Jeffs became silent when Walther dismissed Roundy. And when Jeffs failed to call a new witness, the judge declared he had rested his case.
Jeffs also asked the court repeatedly for continuances Thursday, saying that his "incarceration has limited me since 'pro se' defense was invoked. That is the simple truth." Walther denied the requests.
On Wednesday, Jeffs had asked Roundy to read selections from Mormon scripture and the writings of church founder Joseph Smith. The topics included the "everlasting covenant" of plural marriage, and the idea of a living prophet who is the voice of God.
"How many can hold this authority?" asked Jeffs, who is considered a prophet by the 10,000 or so members of the FLDS church. The mainstream Church of Jesus Christ of Latter-day Saints renounced polygamy more than a century ago.
"One at a time can, on this Earth" be the prophet, Roundy said. The former schoolteacher testified about his own faith in the FLDS Church's beliefs.
Prosecutor Nichols objected several times, saying that neither man's religious beliefs were relevant to the sexual assault charges.
Walther let Jeffs continue but admonished him to stay on topic.
Also Wednesday, the jury heard an audio recording of Jeffs purportedly having sex with the 12-year-old girl he is accused of taking as a wife with two other wives present and possibly participating.
Jeffs is heard panting and breathing heavily throughout the 21-minute tape recording.

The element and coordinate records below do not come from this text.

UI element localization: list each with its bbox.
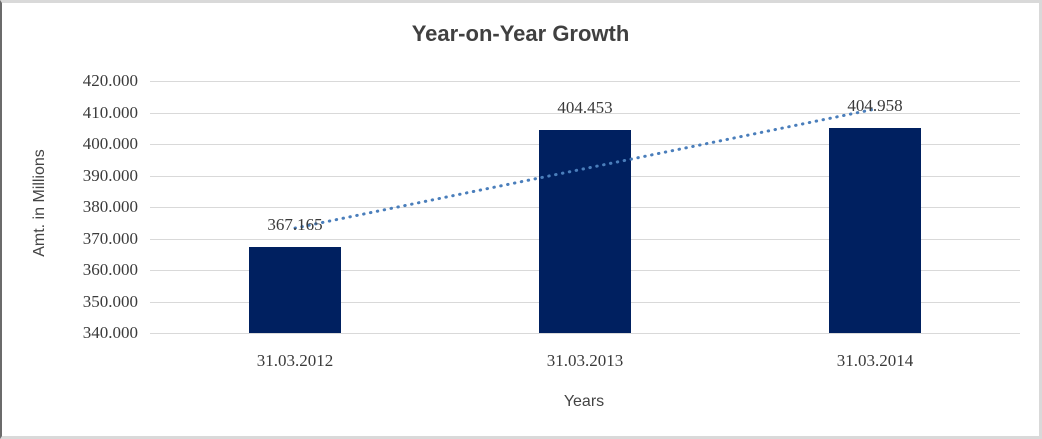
bar [249, 247, 341, 333]
x-tick-label: 31.03.2014 [836, 351, 914, 370]
y-tick-label: 360.000 [82, 260, 138, 279]
bar-value-label: 404.958 [847, 96, 903, 116]
gridline [150, 333, 1020, 334]
y-tick-label: 420.000 [82, 71, 138, 90]
bar [539, 129, 631, 333]
y-tick-label: 340.000 [82, 323, 138, 342]
chart-title: Year-on-Year Growth [411, 21, 630, 46]
y-tick-label: 380.000 [82, 197, 138, 216]
x-tick-label: 31.03.2013 [546, 351, 624, 370]
gridline [150, 81, 1020, 82]
y-tick-label: 400.000 [82, 134, 138, 153]
x-axis-title: Years [563, 393, 605, 410]
y-tick-label: 410.000 [82, 103, 138, 122]
bar-value-label: 404.453 [557, 97, 613, 117]
y-tick-label: 370.000 [82, 229, 138, 248]
bar [829, 128, 921, 333]
x-tick-label: 31.03.2012 [256, 351, 334, 370]
bar-value-label: 367.165 [267, 215, 323, 235]
y-tick-label: 390.000 [82, 166, 138, 185]
y-tick-label: 350.000 [82, 292, 138, 311]
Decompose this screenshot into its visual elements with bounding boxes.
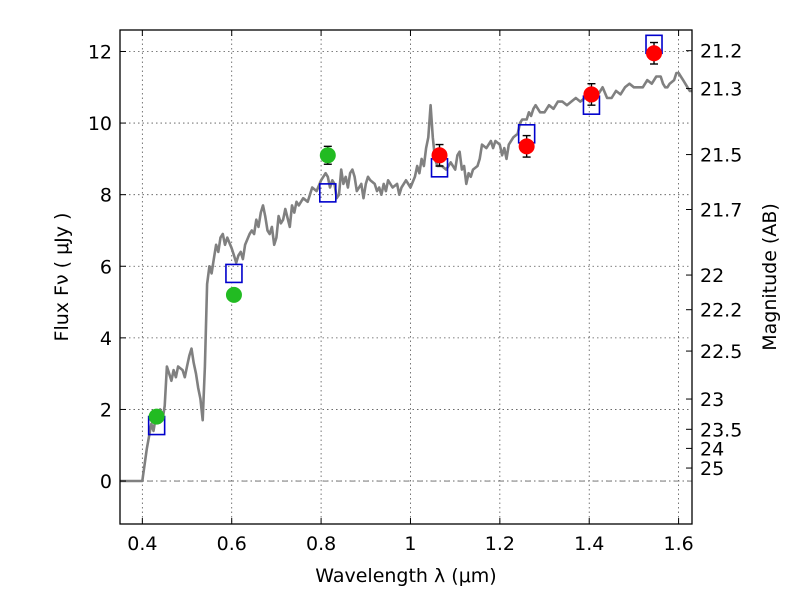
x-tick-label: 0.6	[217, 533, 247, 555]
observed-flux-point	[319, 147, 336, 164]
observed-flux-point	[583, 86, 600, 103]
y2-tick-label: 25	[700, 458, 724, 480]
x-tick-label: 1	[404, 533, 416, 555]
y-tick-label: 12	[88, 41, 112, 63]
y-tick-label: 0	[100, 471, 112, 493]
observed-flux-point	[148, 408, 165, 425]
y2-tick-label: 22.5	[700, 341, 742, 363]
series-layer	[120, 34, 692, 483]
y2-tick-label: 21.5	[700, 145, 742, 167]
y2-tick-label: 21.3	[700, 79, 742, 101]
observed-flux-point	[431, 147, 448, 164]
spectrum-line	[120, 71, 692, 483]
x-tick-label: 1.6	[663, 533, 693, 555]
x-tick-label: 1.4	[574, 533, 604, 555]
y2-axis-title: Magnitude (AB)	[759, 203, 781, 351]
y2-tick-label: 21.7	[700, 199, 742, 221]
y2-tick-label: 23.5	[700, 419, 742, 441]
x-tick-label: 0.8	[306, 533, 336, 555]
y2-tick-label: 21.2	[700, 41, 742, 63]
x-axis-title: Wavelength λ (μm)	[315, 565, 496, 587]
model-flux-square	[225, 263, 243, 284]
y-tick-label: 6	[100, 256, 112, 278]
y-tick-label: 10	[88, 113, 112, 135]
y-tick-label: 2	[100, 399, 112, 421]
observed-flux-point	[225, 286, 242, 303]
model-flux-square	[318, 183, 337, 203]
y-tick-label: 4	[100, 328, 112, 350]
observed-flux-point	[646, 45, 663, 62]
y2-tick-label: 24	[700, 438, 724, 460]
y2-tick-label: 22	[700, 265, 724, 287]
plot-frame	[119, 29, 693, 525]
x-tick-label: 1.2	[485, 533, 515, 555]
y-axis-title: Flux Fν ( μJy )	[51, 213, 73, 342]
y2-tick-label: 23	[700, 389, 724, 411]
grid-layer	[120, 30, 692, 524]
x-tick-label: 0.4	[127, 533, 157, 555]
observed-flux-point	[518, 138, 535, 155]
y-tick-label: 8	[100, 185, 112, 207]
y2-tick-label: 22.2	[700, 300, 742, 322]
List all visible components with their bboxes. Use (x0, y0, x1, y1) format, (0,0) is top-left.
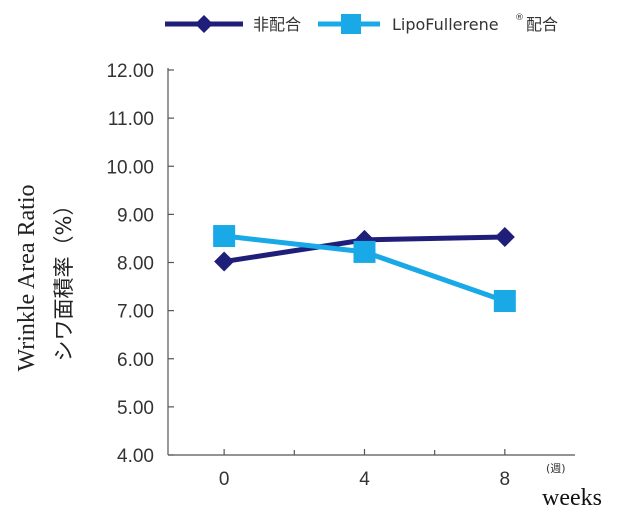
legend-label-registered-mark: ® (515, 13, 524, 23)
series-layer (213, 225, 516, 312)
data-point-square (213, 225, 236, 248)
data-point-square (353, 240, 376, 263)
legend-label-lipofullerene-tail: 配合 (526, 15, 558, 34)
y-tick-label: 11.00 (108, 109, 154, 130)
x-tick-label: 4 (359, 469, 370, 490)
y-tick-label: 8.00 (117, 254, 154, 275)
legend-label-non-formulated: 非配合 (253, 15, 301, 34)
y-tick-label: 4.00 (117, 446, 154, 467)
y-axis-label-japanese: シワ面積率（%） (52, 195, 76, 362)
data-point-diamond (214, 251, 235, 272)
x-axis-unit-english: weeks (542, 485, 602, 508)
x-axis-unit-japanese: (週) (546, 462, 566, 475)
y-tick-labels: 12.00 11.00 10.00 9.00 8.00 7.00 6.00 5.00 4.00 (106, 61, 154, 467)
legend-entry-lipofullerene: LipoFullerene ® 配合 (318, 13, 558, 34)
y-tick-label: 5.00 (117, 398, 154, 419)
data-point-diamond (494, 226, 515, 247)
y-tick-label: 9.00 (117, 205, 154, 226)
legend-label-lipofullerene: LipoFullerene (392, 15, 499, 34)
data-point-square (493, 290, 516, 312)
axes (167, 68, 575, 456)
y-axis-label-english: Wrinkle Area Ratio (14, 185, 40, 372)
y-tick-label: 10.00 (106, 157, 154, 178)
legend-marker-square (341, 14, 361, 34)
legend: 非配合 LipoFullerene ® 配合 (165, 13, 558, 34)
y-tick-label: 6.00 (117, 350, 154, 371)
x-tick-labels: 0 4 8 (219, 469, 510, 490)
y-tick-label: 7.00 (117, 302, 154, 323)
x-tick-label: 8 (500, 469, 511, 490)
legend-entry-non-formulated: 非配合 (165, 15, 301, 34)
legend-marker-diamond (195, 15, 213, 33)
x-tick-label: 0 (219, 469, 230, 490)
y-tick-label: 12.00 (106, 61, 154, 82)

And while it was difficult to hear some portions due to background noise, a girl's voice occasionally can be heard and Jeffs twice refers to the victim by name.
The girl is not heard resisting, and there are no overt references to sex.
But prosecutors had earlier presented testimony that certain phrases heard on the tape are used by Jeffs and his followers to refer to sex, including "heavenly comfort" and "heavenly sessions."
Just before the tape ends, Jeffs is heard saying, "In the name of Jesus Christ, Amen."
And three female voices are heard replying, "Amen."
Throughout his defense, Jeffs never mentioned the sexual assault charges against him not even to proclaim his innocence.
Prosecutors say Jeffs "married" one of his victims when she was 14 years old. Jeffs got the girl pregnant when she was 15.
A DNA expert testified Monday there is a greater than 99.9 percent certainty that Jeffs is the father of the girl's baby.
Jeffs married the 12-year-old girl on July 27, 2006 at the FLDS's Yearning for Zion Ranch in Eldorado, Texas, according to records seized by police during a massive 2008 raid at remote ranch.
When Jeffs told the girl's father of the planned marriage, the father replied, "I am willing," and smiled, according to Jeffs' priesthood records. The father was present at the wedding ceremony.
Neither of the girls testified for the prosecution.